Als Amazon vor ein paar Jahren seine One-Click Payment Option einführte, bediente diese genau dieses Bedürfnis nach einfacherem Einkaufen. Es muss schnell gehen, oder sich zumindest schnell anfühlen, denn auch mit One-Click Option dauert es im Normalfall noch immer bis zum nächsten Werktag, ehe die Lieferung ankommt. Die Zeitspanne zwischen dem Entschluss, ein Produkt zu kaufen und der erstmaligen Nutzung des Produkts ändert sich durch die One-Click Funktion nicht im Geringsten. Trotzdem war die One-Click Option ein riesiger Erfolg für den Konzern. Warum?
Auch wenn wir die meisten Kaufentscheidungen treffen, ohne groß zu überlegen, geht ihnen irgendwann einmal ein neurokognitiver Prozess voran, der darüber entscheidet, wie wir uns verhalten. Die Frage: “Kaufen oder stehen lassen” wird in Hirnarealen entschieden, die seit über zehntausend Jahren unser Überleben sichern. Mit Hilfe der modernen Neurowissenschaft können wir nachweisen, dass bei Kaufentscheidungen vor allem die Bereiche des Gehirns eine wichtige Rolle spielen, die mit dem Botenstoff Dopamin arbeiten. Man nennt sie deshalb auch dopaminerge Areale oder in ihrer Gesamtheit das dopaminerge System. Das dopaminerge System liegt hauptsächlich in den tiefen vorderen Teilen unseres Gehirns. Aktivitätsveränderungen dieses Systems können nachweislich vorhersagen, ob es zu einem Kauf kommt, oder nicht.

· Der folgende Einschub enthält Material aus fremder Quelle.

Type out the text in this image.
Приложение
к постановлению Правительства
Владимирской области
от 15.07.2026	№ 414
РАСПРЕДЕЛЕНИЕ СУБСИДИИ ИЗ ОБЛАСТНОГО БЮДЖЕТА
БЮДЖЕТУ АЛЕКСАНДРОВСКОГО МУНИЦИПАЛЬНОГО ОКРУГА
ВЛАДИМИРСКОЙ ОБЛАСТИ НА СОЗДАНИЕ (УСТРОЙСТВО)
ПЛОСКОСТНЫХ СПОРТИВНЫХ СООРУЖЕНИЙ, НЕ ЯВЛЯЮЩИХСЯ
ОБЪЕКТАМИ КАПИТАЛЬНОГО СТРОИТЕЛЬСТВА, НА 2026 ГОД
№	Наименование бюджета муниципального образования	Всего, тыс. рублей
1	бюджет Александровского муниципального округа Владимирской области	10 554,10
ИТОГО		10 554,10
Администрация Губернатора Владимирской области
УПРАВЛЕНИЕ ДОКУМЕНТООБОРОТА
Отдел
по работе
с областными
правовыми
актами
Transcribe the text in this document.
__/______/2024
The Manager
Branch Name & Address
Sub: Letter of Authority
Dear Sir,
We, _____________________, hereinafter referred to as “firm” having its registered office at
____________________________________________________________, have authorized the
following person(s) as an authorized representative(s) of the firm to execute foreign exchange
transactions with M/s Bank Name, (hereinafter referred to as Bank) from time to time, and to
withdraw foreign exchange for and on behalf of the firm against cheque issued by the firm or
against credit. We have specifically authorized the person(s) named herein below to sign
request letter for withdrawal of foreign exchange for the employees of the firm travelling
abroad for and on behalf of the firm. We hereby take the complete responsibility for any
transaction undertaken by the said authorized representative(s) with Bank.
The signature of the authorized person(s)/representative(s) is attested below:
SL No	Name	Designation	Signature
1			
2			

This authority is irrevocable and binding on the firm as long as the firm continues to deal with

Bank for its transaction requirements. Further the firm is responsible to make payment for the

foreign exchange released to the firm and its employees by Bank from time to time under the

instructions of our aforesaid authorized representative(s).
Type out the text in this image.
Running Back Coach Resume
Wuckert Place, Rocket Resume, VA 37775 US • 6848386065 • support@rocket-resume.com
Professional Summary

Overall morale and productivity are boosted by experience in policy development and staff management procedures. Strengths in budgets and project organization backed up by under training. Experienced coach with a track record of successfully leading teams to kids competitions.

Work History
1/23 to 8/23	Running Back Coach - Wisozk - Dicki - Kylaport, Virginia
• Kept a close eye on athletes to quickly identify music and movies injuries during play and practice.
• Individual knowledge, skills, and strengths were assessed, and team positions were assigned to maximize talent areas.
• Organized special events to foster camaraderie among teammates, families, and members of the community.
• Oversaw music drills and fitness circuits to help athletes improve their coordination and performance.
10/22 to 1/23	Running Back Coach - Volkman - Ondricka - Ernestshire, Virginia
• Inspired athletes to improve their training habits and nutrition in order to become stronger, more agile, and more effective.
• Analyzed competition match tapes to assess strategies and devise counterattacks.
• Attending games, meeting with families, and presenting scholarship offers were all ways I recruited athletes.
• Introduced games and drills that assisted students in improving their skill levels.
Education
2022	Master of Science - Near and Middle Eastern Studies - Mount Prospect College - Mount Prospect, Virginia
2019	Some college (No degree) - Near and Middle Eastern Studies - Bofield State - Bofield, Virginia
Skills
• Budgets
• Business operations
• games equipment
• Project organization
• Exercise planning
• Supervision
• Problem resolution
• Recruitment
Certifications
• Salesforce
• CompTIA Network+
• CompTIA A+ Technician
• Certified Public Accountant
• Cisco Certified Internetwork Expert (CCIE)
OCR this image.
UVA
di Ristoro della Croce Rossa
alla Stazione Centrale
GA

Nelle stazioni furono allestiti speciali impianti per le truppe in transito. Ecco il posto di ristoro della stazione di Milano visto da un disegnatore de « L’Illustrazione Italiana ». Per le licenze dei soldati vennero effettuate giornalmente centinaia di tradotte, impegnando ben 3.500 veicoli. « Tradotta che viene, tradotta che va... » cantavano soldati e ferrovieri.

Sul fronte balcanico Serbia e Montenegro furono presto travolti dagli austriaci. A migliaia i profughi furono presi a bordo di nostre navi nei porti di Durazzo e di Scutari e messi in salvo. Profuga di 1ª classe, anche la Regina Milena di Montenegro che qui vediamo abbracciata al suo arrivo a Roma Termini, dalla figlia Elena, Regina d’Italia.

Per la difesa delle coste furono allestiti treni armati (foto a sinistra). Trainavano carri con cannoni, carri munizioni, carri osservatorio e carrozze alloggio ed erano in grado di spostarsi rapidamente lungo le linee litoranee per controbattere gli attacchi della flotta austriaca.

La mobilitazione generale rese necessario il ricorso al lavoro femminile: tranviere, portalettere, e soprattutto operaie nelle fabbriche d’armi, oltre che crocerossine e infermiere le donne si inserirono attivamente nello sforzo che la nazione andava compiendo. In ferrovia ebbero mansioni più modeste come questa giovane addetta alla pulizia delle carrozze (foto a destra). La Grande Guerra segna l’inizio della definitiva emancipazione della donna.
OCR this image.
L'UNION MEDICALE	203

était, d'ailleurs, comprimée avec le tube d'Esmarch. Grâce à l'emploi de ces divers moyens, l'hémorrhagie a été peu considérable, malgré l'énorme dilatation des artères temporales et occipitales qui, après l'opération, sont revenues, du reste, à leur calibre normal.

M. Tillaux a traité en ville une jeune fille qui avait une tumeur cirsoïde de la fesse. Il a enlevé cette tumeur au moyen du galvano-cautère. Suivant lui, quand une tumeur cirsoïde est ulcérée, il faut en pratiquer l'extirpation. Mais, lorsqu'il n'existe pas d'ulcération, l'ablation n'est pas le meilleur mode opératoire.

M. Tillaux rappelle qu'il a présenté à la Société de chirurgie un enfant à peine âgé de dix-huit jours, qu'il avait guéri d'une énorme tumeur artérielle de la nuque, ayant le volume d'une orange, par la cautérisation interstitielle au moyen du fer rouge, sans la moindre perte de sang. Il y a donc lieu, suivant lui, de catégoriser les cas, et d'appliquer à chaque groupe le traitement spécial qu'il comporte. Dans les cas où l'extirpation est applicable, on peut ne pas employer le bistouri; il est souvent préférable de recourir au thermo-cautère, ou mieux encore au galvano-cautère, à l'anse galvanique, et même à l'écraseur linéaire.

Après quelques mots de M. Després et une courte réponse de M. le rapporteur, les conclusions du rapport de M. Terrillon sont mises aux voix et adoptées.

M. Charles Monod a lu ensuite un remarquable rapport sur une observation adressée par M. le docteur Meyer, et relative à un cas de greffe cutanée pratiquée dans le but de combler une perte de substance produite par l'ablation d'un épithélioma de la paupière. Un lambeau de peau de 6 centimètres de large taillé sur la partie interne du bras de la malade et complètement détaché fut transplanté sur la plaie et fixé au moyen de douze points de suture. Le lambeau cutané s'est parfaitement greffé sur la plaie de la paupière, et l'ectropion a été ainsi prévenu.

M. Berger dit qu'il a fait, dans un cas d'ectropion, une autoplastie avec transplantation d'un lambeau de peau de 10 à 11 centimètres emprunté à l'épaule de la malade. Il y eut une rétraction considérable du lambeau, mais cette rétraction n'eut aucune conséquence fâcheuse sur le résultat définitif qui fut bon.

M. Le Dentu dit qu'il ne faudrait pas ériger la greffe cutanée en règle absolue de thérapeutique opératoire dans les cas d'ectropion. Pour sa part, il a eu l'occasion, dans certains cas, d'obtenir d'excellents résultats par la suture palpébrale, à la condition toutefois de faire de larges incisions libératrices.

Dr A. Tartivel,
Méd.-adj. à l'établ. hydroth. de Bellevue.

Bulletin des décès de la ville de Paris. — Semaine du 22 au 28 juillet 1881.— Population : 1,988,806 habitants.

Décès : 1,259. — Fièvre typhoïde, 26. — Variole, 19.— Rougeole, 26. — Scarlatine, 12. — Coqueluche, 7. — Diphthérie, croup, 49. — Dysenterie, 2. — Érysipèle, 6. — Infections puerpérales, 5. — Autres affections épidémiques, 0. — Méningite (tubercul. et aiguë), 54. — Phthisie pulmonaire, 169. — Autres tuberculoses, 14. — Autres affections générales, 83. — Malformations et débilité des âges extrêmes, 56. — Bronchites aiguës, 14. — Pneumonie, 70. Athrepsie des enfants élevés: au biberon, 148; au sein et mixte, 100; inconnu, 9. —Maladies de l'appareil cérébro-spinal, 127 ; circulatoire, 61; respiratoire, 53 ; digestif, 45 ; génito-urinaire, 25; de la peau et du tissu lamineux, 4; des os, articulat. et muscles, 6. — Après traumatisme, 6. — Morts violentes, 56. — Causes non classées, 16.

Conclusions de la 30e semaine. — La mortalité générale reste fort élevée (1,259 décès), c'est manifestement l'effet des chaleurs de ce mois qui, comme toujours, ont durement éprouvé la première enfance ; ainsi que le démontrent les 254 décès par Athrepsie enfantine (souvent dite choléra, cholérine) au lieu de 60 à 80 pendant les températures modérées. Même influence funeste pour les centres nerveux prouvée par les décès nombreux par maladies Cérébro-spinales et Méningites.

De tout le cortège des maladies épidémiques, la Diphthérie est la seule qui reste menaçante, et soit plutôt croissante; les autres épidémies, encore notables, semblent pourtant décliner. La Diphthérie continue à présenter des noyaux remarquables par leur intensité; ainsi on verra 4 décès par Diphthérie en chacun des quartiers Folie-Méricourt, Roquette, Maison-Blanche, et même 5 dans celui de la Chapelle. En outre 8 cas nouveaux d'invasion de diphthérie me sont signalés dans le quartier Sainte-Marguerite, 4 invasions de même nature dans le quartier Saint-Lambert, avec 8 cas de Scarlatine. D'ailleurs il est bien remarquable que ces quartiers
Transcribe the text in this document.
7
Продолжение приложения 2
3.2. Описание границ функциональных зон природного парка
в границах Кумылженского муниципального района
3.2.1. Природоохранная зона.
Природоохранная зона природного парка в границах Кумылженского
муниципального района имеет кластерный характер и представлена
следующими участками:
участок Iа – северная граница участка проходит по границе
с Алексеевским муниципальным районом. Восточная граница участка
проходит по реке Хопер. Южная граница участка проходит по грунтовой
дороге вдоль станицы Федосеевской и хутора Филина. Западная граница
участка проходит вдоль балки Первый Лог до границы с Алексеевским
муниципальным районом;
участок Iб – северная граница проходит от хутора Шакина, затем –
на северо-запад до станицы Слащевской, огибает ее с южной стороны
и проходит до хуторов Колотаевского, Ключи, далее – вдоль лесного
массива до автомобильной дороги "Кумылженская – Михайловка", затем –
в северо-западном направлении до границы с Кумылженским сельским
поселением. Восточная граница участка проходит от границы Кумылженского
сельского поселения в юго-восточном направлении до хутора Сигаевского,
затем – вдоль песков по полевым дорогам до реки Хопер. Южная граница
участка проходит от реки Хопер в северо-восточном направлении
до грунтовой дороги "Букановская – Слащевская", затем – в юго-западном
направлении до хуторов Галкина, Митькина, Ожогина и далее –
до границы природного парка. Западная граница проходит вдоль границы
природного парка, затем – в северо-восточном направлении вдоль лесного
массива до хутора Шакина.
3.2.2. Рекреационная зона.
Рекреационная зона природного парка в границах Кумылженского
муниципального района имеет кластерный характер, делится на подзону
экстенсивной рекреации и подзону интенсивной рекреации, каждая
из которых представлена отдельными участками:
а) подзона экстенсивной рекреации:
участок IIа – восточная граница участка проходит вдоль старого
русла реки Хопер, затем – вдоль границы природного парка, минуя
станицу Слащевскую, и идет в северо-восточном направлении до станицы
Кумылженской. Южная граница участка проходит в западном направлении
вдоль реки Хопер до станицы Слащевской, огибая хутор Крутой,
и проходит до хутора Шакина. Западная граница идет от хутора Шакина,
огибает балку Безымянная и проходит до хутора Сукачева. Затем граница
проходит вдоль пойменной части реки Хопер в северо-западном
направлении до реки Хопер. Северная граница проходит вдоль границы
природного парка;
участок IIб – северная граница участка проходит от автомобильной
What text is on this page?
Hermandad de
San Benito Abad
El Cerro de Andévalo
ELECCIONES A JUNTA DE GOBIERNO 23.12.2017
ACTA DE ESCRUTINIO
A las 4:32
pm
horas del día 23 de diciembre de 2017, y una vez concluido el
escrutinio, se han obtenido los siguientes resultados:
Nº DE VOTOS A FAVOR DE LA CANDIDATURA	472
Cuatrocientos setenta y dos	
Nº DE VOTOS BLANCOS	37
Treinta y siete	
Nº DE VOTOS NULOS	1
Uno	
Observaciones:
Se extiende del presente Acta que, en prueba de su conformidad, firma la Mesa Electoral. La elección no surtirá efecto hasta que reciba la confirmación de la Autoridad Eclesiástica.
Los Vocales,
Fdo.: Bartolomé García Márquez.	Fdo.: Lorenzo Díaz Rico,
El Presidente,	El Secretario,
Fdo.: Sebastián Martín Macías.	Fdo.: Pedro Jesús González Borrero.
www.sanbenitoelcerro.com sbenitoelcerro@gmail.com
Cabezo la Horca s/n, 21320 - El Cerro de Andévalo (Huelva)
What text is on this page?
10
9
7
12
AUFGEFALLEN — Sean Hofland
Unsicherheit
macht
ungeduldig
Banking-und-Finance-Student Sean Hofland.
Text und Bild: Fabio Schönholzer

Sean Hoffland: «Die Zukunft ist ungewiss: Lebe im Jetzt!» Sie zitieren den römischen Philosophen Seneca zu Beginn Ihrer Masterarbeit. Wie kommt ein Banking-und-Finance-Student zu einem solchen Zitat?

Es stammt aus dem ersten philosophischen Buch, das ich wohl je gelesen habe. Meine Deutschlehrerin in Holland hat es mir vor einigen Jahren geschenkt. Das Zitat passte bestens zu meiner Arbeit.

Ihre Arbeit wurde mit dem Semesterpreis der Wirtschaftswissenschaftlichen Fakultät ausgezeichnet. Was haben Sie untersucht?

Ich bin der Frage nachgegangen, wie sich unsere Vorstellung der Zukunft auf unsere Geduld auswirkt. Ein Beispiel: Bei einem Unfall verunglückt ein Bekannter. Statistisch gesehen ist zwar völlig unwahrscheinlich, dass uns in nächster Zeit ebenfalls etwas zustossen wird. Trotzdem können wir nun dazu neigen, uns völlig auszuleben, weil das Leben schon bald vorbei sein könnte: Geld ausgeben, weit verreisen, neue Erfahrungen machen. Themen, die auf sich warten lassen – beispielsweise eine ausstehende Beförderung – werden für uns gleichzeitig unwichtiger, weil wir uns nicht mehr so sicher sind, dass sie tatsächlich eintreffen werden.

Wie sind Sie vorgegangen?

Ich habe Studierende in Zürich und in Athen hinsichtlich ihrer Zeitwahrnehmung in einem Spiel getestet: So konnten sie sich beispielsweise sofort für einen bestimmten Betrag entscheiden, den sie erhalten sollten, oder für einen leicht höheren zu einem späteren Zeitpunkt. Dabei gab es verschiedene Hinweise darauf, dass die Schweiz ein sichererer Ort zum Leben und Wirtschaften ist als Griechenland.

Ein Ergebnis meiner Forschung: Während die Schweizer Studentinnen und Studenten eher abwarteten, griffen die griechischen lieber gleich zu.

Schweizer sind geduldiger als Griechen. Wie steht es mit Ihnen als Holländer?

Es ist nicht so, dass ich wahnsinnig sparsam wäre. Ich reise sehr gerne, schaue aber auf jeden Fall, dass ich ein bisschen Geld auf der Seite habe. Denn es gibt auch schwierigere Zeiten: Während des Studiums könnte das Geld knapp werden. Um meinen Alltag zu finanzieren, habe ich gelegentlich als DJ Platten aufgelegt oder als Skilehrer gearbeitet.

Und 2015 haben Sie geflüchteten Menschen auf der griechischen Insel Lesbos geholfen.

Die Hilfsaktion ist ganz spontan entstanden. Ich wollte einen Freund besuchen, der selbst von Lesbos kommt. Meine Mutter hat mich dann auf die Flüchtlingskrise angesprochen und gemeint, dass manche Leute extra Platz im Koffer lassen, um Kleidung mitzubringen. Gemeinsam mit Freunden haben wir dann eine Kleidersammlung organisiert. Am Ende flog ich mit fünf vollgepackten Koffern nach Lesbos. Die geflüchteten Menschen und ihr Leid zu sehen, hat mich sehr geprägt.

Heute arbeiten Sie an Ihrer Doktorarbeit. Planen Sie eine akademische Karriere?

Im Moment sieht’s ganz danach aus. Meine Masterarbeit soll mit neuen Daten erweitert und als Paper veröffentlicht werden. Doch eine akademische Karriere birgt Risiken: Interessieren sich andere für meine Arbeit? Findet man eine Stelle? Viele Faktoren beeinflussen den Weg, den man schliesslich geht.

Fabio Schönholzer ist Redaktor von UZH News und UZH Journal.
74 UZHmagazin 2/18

Die große Frage ist: Wie kann man dieses System stimulieren? Studien zeigen, dass das dopaminerge System umso stärker aktiv wird, je mehr ein Produkt dazu geeignet zu sein scheint unsere aktuellen Bedürfnisse zu befriedigen. Die Aussicht auf einen Zugewinn an Einfluss, an Sicherheit oder an neuen Erfahrungen steigert unsere Bereitschaft Geld in die Hand zu nehen, um das entsprechende Produkt zu besitzen.
Das ventrale Striatum, das ein zentraler Bestandteil des dopaminergen Systems ist, spricht jedoch nicht auf das Erleben des Zugewinns oder auf objektive Werte an. Es geht einzig und allein darum, was sich der Kunde vom Kauf erhofft. Ein hoher Preis kann beispielsweise hohe Ausgaben erwarten lassen. Richtig präsentiert ist er aber auch ein Versprechen an besonders hohe Qualität. Dies stellt einen Wert dar – einen subjektiven Wert, der verkaufsförderlich ist.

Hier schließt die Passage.